As Carl Jung pointed out, the resolution of this dichotomy does not take place in the rational mind. It happens on the higher levels of consciousness beyond the ego mind. It is here you rediscover your true Self (the spiritual you) and recognize the spiritual essence of oneness, wholeness. The higher levels of consciousness are where you experience the interconnectedness or oneness.
To experience oneness is the Holy Grail─the quest of many sacred traditions. Yet the experience of oneness defies words and symbols. It defies description precisely because it is not an intellectual concept but an awareness and experience. For that reason, this can lead to chasing after ever-narrowing false paths.
One false path is the 400-year-old reductionist- materialist worldview we have been discussing. This path is fraught with a limited perspective and sees a person as a part, like our engine fan blade. If you travel further on this path, you will begin feeling separate and lonely, precisely because you don’t know there is more, the whole. A few steps more and you will suffer abandonment and loss. At this juncture you also lose compassion and empathy for yourself and others, and, at its extreme, you treat everything and everyone as objects.
Sadly, most of our modern societal systems, such as the financial and political systems, are based on this type of disconnected worldview. Quite likely, this viewpoint was spun by brain structures linked to our inherited ancestral reptilian brain whose primary function is survival.
The triune brain model hypothesized by Paul D. Maclean, a neuroscientist, says the brain evolved over millions of years, creating three layers. The earliest is the reptilian layer, which is overlaid by the limbic system; layered over and encircling the other two is the neocortex.
The main characteristics of the reptilian layer are related to survival or the fight-or-flight process. More obscure offshoots of it are competition, greed, anger, tribalism, suspicion, and violence. In contrast, the characteristics of the modern layer, the neocortex, are more advanced and include connection, collaboration, equality, and trust.
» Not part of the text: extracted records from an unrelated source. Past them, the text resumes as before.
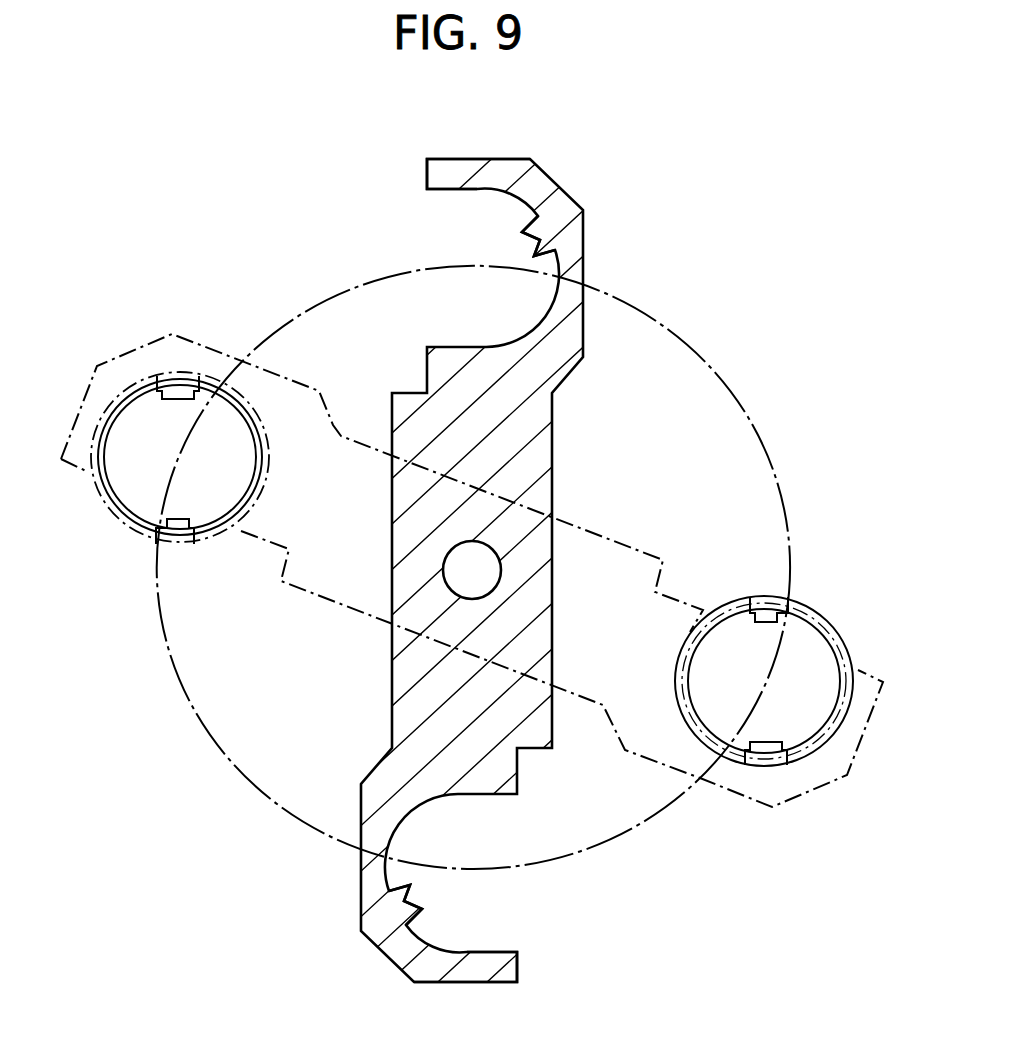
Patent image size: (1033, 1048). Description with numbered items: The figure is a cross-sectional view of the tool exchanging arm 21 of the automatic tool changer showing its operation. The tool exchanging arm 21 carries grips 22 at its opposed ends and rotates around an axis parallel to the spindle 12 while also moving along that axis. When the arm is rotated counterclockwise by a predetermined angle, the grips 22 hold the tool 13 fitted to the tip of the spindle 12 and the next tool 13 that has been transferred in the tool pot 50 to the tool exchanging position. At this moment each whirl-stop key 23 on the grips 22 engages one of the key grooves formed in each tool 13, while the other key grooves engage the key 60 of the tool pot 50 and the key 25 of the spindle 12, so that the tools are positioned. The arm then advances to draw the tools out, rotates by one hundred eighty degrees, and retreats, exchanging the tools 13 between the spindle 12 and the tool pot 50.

The spindle 12 is at (837, 637).
The tool 13 is at (832, 663).
The tool exchanging arm 21 is at (537, 418).
The grip 22 is at (440, 160).
The whirl-stop key 23 is at (540, 238).
The key 25 is at (763, 608).
The tool pot 50 is at (115, 515).
The key 60 is at (177, 532).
Our world is dangerously polarized by these opposing neuronal characteristics. Evidence of disconnection is clear:
• a complete imbalance of wealth and power
• crumbling economic systems
• starkly divided political systems
• a complete disregard of ecological damage
Let’s take a brief look at each of these points.
Wealth imbalance: The greed of the powerful was on blatant display for the world to see in the Wall Street crash of 2008-’09. It brought to the forefront the gap of 1 billion people consuming more than 70 percent of the material goods, wealth, food, land, and water while 5 billion people live on the rest. One recent study from the Pew Charitable Trust shows that Americans in the top 1 percent of the population now command nearly 20 percent of the nation’s income. That’s more than twice the share that group received three decades ago.
The wealth imbalance surfaced most prominently when our economic systems suffered a meltdown and the salary and bonuses of Wall Street executives and hedge fund operators came to the forefront.
Further evidence of the imbalance is that cyber terrorism on financial institutions is increasing. Author and cybercrime expert Misha Glenny estimates the total cost (computer hacking, identity theft, major bank network break-ins) to the global economy at $1 trillion a year—almost 1.75 percent of global Gross Domestic Product.
Economic-financial crises: Greece, Italy, France, Spain, Japan, Iceland, and others have suffered from predatory financial colonialism and uncontrolled consumerism, putting the euro monetary unit in jeopardy of dissolving.